Emissionen reduzieren, Geld sparen
Autogasfahrzeuge stoßen im Schnitt 21 Prozent weniger CO2 aus als Benziner. Eine Studie der Hochschule für Technik und Wirtschaft des Saarlandes hat ergeben, dass sich mit dem alternativen Kraftstoff im Fahrbetrieb der Feinstaubausstoß im Vergleich zu benzinbetriebenen Ottomotoren um bis zu 99 Prozent reduzieren lässt. Im Vergleich zu Diesel-Pkws stoßen Autogas-Modelle außerdem nur ein Fünfzigstel der gesundheitsschädlichen Stickstoffoxide aus. Das weiß auch der Gesetzgeber und hat die Steuerermäßigung für LPG-Autos bis Ende 2022 verlängert. Bei einer jährlichen Fahrtleistung von 10.000 Kilometern lassen sich mit Autogas etwa 500 Euro Kraftstoffkosten im Vergleich zu Benzin einsparen. Ein Liter Autogas kostet derzeit etwa 50 bis 60 Cent pro Liter.
Flächendeckende Versorgung
Anders als etwa bei der Elektro- und Wasserstoffmobilität oder Erdgas gibt es bereits heute eine vollständig ausgebaute Infrastruktur für Autogas (LPG). Da Autogas unabhängig von Leitungen ist, kann auch die Versorgung in ländlichen Gebieten ohne Erdgasanschluss sichergestellt werden. So haben in Deutschland etwa 7.000 Tankstellen LPG-Zapfsäulen – das ist fast jede zweite. Europaweit kann an mehr als 40.000 Stationen Autogas gezapft werden.

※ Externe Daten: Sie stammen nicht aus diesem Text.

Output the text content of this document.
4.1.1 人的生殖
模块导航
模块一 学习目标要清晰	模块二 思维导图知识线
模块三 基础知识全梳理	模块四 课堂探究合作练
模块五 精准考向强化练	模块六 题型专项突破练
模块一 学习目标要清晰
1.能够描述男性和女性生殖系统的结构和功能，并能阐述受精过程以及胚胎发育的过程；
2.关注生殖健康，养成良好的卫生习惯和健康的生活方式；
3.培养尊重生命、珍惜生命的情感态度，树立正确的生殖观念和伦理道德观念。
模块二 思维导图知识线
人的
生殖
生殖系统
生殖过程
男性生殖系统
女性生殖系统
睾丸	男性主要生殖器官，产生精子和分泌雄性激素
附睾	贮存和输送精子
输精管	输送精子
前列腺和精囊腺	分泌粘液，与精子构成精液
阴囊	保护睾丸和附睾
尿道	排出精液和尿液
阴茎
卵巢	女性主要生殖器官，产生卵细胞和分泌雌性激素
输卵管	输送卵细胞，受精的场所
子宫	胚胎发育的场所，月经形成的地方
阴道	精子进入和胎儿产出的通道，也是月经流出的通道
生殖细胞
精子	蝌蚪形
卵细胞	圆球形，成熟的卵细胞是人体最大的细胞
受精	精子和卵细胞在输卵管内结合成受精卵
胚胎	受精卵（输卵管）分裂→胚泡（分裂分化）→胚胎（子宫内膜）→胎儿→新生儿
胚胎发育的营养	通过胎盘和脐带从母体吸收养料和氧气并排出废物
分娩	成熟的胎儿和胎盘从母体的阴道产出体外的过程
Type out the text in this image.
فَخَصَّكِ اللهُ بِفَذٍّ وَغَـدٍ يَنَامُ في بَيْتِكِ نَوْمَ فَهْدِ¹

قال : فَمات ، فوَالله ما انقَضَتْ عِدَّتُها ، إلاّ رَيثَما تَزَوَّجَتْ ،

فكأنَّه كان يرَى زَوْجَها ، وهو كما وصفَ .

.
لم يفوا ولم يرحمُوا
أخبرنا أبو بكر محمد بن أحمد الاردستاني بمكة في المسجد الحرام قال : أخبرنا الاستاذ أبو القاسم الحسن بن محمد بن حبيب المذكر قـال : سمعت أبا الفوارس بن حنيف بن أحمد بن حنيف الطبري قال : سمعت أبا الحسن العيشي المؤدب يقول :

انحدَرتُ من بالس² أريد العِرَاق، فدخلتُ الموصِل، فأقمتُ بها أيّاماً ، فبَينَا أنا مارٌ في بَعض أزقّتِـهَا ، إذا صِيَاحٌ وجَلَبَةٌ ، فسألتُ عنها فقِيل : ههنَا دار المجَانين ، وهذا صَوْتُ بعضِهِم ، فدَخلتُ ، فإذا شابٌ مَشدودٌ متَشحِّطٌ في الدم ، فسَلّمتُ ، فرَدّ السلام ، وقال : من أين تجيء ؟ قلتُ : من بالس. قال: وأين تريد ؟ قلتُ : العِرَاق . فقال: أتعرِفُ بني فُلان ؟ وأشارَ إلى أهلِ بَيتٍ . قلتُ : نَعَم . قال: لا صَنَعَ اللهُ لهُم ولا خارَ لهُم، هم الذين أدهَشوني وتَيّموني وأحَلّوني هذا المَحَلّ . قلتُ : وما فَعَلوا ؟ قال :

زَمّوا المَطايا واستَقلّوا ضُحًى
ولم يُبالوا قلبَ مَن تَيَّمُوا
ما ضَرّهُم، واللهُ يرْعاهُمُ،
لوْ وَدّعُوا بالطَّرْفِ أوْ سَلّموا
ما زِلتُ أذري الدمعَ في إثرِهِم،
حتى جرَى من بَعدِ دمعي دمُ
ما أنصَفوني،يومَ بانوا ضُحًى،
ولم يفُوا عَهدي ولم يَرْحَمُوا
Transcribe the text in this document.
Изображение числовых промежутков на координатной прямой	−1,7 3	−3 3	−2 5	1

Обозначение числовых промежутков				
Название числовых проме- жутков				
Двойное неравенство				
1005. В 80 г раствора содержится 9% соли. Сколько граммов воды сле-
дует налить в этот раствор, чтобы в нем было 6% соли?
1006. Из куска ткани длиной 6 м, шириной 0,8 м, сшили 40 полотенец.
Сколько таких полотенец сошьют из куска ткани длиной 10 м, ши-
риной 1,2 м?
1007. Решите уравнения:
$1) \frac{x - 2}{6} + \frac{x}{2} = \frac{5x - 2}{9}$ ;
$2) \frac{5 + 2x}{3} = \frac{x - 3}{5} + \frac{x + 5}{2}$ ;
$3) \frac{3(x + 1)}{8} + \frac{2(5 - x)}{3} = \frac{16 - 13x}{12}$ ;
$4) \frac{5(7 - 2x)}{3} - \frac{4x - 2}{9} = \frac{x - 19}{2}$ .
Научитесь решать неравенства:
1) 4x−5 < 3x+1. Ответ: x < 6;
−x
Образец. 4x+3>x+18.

Um LPG nutzen zu können, gibt es zwei Möglichkeiten: entweder den Kauf eines entsprechend ausgestatteten Neufahrzeugs oder die Umrüstung des vorhandenen Autos, was bei Benzinern mit durchschnittlich 2.300 Euro zu Buche schlägt. Gut zu wissen: Der ADAC bestätigt regelmäßig, dass fachgerecht umgerüstete Autogas-Fahrzeuge mindestens so sicher sind wie Benzin- oder Dieselfahrzeuge.
Fazit
Durch LPG-Fahrzeuge werden aktuell bereits erhebliche Mengen an CO2, Feinstaub sowie Stickstoffoxiden eingespart. Flüssiggas trägt als führender etablierter alternativer Kraftstoff mit vorhandener Infrastruktur damit wesentlich zur Senkung der Treibhausgasemissionen des Verkehrs sowie zur Verbesserung der Luftqualität in Städten und Ballungsgebieten bei. Gegenwärtig sind in Berlin rund 14.000 LPG-Fahrzeuge auf den Straßen unterwegs. Würde die Zahl der LPG-Fahrzeuge im Individualverkehr sowie im Güter- und Landwirtschaftsverkehr ansteigen, ließen sich weitere CO2- und Schadstoff-emissionen im Verkehrssektor einsparen und sogar Fahrverbote vermeiden.
Fakten rund ums Autogas
Zum Berliner Dieselgipfel
Die Gesprächsrunde „Sauber. Modern. Leistungsfähig. Zukunft der Berliner Mobilität“ wurde vom Regierenden Bürgermeister, Michael Müller, initiiert. Die beiden Dieselgipfel auf Bundesebene hätten seiner Meinung nach keine tragfähigen Konzepte zur Verbesserung der NOx-Situation in den Innenstädten hervorgebracht. Berlin wolle nicht auf weitere Schritte der Bundesregierung warten und habe selbst die Initiative für eine saubere, moderne und leistungsfähige Mobilität ergriffen. Ziel sei es, durch eine Reduzierung der NOx-Belastung die Lebensqualität der Berlinerinnen und Berliner zu verbessern und Fahrverbote zu vermieden. Im September 2017 lud Müller zum ersten Mal Entscheidungsträger der Wissenschaft, Wirtschaft, landeseigenen Unternehmen, Industrie, Wirtschaftsverbänden, Kammern, Gewerkschaften und Umweltschützer vom BUND mit politischen Vertretern ein, um über ein kurzfristiges Maßnahmenpaket zur Vermeidung von Fahrverboten zu diskutieren.